Unsere ausgezeichneten Filme

Unsere Filme laufen regelmäßig im Wettbewerb der großen internationalen Dokumentarfilmfestivals und haben vielfach Auszeichnungen erhalten. Hier eine kurze Auswahl.

Beethovens Neunte: Symphonie für die Welt

(Ein Film von Christian Berger, Schnitt Janine Dauterich, 90 min., Deutsche Welle, ZDF/ARTE, 2019)
Zur Produktion

2020 Deutscher Kamerapreis, Kategorie Schnitt (Dokumentation)

#MyEscape

(Elke Sasse, 90 min., WDR/DW 2016)
Zur Produktion

2016 Prix Europa, Best Documentary on TV in Europe

Hannah Arendt – Die Pflicht zum Ungehorsam

(Ada Ushpiz / Holger Preuße; WDR/ARTE 2017, 90min)
Zur Produktion

2017 Grimme Preis, Nominierung

Internationale Koproduktionen

Viele unserer Filme sind internationale Koproduktionen. Gemeinsam mit Partnern aus aller Welt – Kanada, Österreich, Italien, Belgien, China, Irland, Israel, Italien, Kanada, Österreich, Schweiz, Tschechien, UK– haben wir u.a. folgende Dokumentationen produziert:

„Hannah Arendt – Der Mut zum Ungehorsam“ (D, CAN, ISR 2016)
„Champions gegen Legenden“ (AUT, D, CAN 2017)
„Giuseppe Garibaldi“ (AUT, D, IT 2018)
„1648 – Der lange Weg zum Frieden“ (B, CZ, D 2018)
„Die Welt der Brücken“ (B, CH, D, UK 2019)
„Planet Sheep“ (CHIN, D, IRL, NM, 2021)
“Douglas Sirk” (D, CH, FR, 2022)

Reihen, Formate und Neue Medien

Berlin Producers produziert mit großem Erfolg langjährig laufende, serielle Formate, die mehrfach preisgekrönt sind.

Starke dokumentarische Reihen

Für die Serie „Zu Tisch“ haben wir mittlerweile über 250 Folgen produziert. Das Format ist seit fast 20 Jahren ein zuverlässiger Quotengarant im Programm von Arte.

Das innovative Format „Psycho“ haben wir 2020 mit dem RBB zusammen für ART entwickelt und produzieren es seither.

Ebenfalls für Arte haben wir für verschiedene Sendeplätze die Reihen „Landträume“, „Schulgeschichten“, „Hotroads“, „Inseln der Queen“ und „Die Welt der Brücken“ produziert.

Für das ZDF produzieren wir regelmäßig Folgen des constructive journalism-Formates „plan b“.

Serie "Zu Tisch"
The War on my Phone

Digitale Formate

Die mehrfach preisgekrönte Doku „#MyEscape“ (2016) , erzählt mithilfe von „user generated content“ den Weg von Flüchtlingen nach Europa mit Hilfe.
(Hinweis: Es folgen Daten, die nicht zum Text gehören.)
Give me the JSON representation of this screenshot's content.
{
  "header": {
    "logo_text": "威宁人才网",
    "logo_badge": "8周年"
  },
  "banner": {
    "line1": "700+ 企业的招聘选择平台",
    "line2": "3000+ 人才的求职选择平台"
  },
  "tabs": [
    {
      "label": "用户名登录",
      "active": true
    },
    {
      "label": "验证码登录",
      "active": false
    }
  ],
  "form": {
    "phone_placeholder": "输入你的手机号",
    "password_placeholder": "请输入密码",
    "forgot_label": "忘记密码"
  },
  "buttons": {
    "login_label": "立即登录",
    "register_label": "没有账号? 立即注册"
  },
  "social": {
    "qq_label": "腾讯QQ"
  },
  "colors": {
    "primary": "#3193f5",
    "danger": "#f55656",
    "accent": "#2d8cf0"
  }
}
Das Nachfolgeprojekt „The war on my phone“ (2018) handelt von geflüchteten Menschen, die in Deutschland nicht richtig ankommen können und via Smartphone intensiven Kontakt zu ihrer Heimat halten.

Auf der „re:publica 2018“ waren wir mit unserem Projekt „Digital Africa“ mit einer eigenen Session präsent.

Den ersten Monat der Pandemie haben wir 2020 für unseren Film „Corona Diaries“ anhand von Handybildern aus aller Welt erzählt. Das Format wurde ebensfalls als 6-teilige Reihe für die ARTE Mediathek ausgespielt.  

Für die ARD-Mediathek haben wir die Webserien „Baseballschlägerjahre“ (zusammen mit ZEIT Online), „Tod in der Ostsee“ und „Adoptiert“ hergestellt.

IMAGEFILME

Seit kurzem produziert Berlin Producers Media auch Imagefilme. Aktuell fertiggestellt wurde ein Film, der zum 70. Jahrestag seines Bestehens das Bundesverfassungsgericht porträtiert, sowie mehrere Beiträge für das Humboldt Forum im neu errichteten Berliner Stadtschloss.